Its IPO would be the latest in a string of social media companies to take advantage of rebounding equity markets.
Zynga is expected to float only a small portion of its shares and the IPO could value the company as high as $15 billion to $20 billion, the source said.
Morgan Stanley is expected to lead underwriters on the IPO, with Goldman Sachs, Bank of America Merrill Lynch, Barclays and JPMorgan also expected to be among the underwriters, the source said.
The source declined to be named because the information is not public. The banks and Zynga declined to comment.
Zynga has also held talks with banks about a credit facility of at least $1 billion, according to CNBC, which first reported the news.
Zynga would follow LinkedIn Corp and China’s Renren Inc, who were first to test the public markets in May. Today, LinkedIn is above its IPO price, but down from its highs, while Renren has lost nearly half of its value since its IPO.
Some investors are already expecting Zynga’s IPO to surpass LinkedIn’s because of its steady revenue stream.
A few months ago, Zynga’s annual revenue was estimated to be about $1 billion, according to Sterne Agee analyst Arvind Bhatia who has said that the number could be higher now. This estimate would be higher than LinkedIn’s annual revenue.
Bhatia said in a recent interview that Zynga should move quickly to go public because of the current market appetite for IPOs of Internet-based companies and that if it waits six months, “the conditions may not be as favorable.”
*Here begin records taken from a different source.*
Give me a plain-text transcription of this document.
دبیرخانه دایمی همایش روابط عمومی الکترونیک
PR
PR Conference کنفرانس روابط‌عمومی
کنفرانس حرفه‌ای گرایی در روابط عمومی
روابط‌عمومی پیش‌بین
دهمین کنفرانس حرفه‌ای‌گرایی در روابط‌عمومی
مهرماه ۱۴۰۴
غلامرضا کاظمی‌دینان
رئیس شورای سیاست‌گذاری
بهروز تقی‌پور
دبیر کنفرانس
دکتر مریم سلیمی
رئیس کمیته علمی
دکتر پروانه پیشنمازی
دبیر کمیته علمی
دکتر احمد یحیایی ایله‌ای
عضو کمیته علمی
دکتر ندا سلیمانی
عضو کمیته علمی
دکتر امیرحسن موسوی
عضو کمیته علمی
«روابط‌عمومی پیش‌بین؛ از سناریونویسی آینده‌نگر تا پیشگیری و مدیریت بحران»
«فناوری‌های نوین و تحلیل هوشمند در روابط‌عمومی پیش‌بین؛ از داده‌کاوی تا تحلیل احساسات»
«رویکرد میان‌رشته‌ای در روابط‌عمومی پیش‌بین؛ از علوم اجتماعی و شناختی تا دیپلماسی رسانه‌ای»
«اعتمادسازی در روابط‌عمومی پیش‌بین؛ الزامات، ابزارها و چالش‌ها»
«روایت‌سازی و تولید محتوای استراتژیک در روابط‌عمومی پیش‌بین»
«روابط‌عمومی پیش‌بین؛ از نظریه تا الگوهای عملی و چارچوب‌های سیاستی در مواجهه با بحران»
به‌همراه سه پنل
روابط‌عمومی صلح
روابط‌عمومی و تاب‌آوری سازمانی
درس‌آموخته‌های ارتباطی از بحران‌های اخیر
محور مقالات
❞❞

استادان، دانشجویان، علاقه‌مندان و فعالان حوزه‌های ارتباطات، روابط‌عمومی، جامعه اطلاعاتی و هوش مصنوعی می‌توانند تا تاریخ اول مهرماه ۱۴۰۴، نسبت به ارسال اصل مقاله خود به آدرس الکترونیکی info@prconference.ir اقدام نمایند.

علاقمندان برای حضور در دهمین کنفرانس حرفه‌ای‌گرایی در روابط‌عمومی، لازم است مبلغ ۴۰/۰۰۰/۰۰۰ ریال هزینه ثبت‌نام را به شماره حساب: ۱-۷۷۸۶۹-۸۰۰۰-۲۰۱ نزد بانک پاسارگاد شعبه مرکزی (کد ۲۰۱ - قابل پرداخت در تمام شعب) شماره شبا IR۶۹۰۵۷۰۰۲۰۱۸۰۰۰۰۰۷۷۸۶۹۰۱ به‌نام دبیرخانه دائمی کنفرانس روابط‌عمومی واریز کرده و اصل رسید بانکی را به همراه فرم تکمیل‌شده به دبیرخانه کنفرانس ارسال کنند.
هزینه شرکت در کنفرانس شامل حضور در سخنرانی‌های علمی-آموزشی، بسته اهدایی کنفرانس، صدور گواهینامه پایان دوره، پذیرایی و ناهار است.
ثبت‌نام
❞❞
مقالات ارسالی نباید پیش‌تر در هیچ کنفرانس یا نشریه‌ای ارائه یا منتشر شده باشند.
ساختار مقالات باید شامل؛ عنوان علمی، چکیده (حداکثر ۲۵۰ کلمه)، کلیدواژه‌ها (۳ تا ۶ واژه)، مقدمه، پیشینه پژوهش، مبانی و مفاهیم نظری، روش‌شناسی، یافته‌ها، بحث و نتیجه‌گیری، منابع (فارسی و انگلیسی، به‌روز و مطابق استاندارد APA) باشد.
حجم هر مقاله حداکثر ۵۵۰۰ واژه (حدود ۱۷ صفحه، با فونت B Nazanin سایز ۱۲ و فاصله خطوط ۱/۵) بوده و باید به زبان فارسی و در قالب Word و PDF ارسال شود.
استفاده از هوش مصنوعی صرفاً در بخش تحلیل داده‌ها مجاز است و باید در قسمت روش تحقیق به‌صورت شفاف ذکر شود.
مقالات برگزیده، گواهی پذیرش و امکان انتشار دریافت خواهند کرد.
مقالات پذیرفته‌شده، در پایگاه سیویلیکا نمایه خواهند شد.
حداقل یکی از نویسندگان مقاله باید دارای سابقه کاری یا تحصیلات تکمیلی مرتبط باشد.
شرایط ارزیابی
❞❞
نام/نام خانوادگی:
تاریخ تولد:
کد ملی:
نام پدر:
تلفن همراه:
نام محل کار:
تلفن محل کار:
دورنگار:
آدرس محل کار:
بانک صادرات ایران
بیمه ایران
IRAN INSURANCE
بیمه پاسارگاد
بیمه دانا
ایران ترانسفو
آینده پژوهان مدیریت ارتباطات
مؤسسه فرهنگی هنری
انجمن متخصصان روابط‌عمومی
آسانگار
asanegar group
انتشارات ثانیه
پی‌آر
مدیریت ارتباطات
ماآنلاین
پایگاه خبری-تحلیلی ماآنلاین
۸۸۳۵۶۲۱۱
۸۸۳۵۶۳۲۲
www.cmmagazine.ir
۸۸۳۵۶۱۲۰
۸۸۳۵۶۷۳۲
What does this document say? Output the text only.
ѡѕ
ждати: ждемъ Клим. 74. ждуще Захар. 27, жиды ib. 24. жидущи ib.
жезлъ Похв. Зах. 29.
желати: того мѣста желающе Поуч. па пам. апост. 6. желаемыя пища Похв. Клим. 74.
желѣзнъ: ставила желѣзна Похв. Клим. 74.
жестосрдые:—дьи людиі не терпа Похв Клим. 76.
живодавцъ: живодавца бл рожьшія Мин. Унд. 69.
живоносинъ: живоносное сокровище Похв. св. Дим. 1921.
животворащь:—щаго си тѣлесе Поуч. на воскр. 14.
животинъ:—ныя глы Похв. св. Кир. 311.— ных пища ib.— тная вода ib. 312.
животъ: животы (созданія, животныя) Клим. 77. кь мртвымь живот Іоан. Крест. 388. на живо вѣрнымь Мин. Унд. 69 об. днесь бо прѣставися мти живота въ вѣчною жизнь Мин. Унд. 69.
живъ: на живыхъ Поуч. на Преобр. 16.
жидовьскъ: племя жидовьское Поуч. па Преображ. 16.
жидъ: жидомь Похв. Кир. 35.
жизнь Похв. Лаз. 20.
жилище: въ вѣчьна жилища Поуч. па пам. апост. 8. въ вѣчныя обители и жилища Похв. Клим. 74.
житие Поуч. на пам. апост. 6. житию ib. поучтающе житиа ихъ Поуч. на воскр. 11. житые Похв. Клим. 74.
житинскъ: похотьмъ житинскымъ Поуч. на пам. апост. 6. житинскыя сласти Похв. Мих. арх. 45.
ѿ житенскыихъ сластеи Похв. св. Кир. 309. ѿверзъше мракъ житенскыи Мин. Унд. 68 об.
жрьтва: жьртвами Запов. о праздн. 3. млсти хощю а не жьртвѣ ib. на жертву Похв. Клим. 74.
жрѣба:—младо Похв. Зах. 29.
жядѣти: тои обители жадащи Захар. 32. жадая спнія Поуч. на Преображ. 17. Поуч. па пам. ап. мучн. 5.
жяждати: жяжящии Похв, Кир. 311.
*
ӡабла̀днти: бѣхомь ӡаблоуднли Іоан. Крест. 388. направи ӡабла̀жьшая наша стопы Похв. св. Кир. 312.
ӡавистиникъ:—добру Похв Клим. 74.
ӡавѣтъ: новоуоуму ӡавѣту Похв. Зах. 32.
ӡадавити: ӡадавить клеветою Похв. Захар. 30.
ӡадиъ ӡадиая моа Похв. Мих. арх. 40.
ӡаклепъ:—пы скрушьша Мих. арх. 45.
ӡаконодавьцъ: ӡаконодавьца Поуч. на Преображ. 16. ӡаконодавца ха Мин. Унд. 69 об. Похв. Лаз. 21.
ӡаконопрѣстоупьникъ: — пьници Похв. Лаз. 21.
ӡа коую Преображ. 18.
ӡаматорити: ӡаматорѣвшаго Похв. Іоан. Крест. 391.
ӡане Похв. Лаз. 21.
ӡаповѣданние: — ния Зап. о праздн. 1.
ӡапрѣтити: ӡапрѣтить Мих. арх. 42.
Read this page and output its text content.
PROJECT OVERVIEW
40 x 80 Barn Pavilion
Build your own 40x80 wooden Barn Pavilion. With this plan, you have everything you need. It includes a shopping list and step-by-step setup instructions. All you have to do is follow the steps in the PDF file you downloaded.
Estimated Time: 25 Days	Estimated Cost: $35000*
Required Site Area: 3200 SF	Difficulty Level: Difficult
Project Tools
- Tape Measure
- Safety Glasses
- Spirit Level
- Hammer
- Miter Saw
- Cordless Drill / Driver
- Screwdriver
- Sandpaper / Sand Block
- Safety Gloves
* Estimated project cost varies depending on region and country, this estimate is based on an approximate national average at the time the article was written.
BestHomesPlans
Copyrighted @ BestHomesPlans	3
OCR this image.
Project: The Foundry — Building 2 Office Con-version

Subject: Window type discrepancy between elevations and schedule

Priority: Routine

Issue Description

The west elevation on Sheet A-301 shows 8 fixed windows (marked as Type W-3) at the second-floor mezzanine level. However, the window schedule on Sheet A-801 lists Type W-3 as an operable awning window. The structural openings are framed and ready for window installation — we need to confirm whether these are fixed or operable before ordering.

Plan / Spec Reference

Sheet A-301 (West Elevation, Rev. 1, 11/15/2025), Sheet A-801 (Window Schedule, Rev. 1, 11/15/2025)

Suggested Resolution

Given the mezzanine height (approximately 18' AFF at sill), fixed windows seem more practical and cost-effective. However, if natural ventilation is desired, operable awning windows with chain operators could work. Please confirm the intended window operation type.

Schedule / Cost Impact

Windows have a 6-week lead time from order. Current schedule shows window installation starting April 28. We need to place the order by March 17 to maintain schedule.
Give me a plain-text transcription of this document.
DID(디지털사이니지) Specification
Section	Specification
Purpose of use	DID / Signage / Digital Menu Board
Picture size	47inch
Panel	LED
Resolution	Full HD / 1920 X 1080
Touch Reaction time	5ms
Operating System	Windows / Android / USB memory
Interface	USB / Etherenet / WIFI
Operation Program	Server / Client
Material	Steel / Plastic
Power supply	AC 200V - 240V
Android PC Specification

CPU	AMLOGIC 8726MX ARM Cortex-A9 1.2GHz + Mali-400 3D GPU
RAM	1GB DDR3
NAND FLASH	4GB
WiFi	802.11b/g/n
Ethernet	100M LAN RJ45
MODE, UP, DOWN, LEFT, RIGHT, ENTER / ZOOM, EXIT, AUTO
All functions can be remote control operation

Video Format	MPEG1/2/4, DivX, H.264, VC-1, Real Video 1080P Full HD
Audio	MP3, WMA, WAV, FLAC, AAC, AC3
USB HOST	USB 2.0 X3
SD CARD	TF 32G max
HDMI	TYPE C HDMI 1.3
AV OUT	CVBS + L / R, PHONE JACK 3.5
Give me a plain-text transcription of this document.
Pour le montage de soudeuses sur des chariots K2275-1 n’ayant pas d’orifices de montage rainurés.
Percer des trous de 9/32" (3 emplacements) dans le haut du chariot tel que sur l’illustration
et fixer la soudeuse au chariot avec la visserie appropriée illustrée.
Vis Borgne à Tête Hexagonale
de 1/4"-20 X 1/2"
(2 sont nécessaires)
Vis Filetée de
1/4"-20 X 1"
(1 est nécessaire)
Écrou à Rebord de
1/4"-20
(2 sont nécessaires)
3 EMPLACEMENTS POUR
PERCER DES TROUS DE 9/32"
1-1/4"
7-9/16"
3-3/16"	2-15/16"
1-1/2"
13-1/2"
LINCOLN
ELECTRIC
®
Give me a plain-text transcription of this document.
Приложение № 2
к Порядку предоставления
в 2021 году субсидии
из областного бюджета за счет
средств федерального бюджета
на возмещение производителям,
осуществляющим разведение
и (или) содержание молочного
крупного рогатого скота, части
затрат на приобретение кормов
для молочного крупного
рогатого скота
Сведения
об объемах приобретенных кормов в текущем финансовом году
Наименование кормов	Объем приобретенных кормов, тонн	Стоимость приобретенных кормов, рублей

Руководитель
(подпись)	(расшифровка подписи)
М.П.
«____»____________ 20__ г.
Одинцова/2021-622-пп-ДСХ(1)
Zynga could tap into investors’ growing frustration with traditional videogame companies, which have seen their share prices eroded in recent years. Zynga’s games have been eating into the $60.4 billion global video game industry — which largely consists of action or sports games played on consoles and TV sets.
Zynga, however, faces the same pitfalls as many video game companies, including the risk that interest in its games could drop off and shift toward a competitor’s wares.
Competitors of Zynga have also been preparing to file IPOs of their own, which could crowd the market. PopCap Games, which makes Facebook games, told Reuters earlier this year it was preparing to file by the end of the summer.
Earlier this month, online radio company Pandora Media Inc raised the proposed value of its IPO by almost 50 percent. Two days after Pandora’s stock debuted, it handed back its gains and was down nearly 20 percent.
Also this month, online daily deal site Groupon raced to file its IPO. The company said it wants to raise up to $750 million. Groupon disclosed in its filing that its staffing ballooned to more than 7,000 employees at the end of March from 37 in June 2009.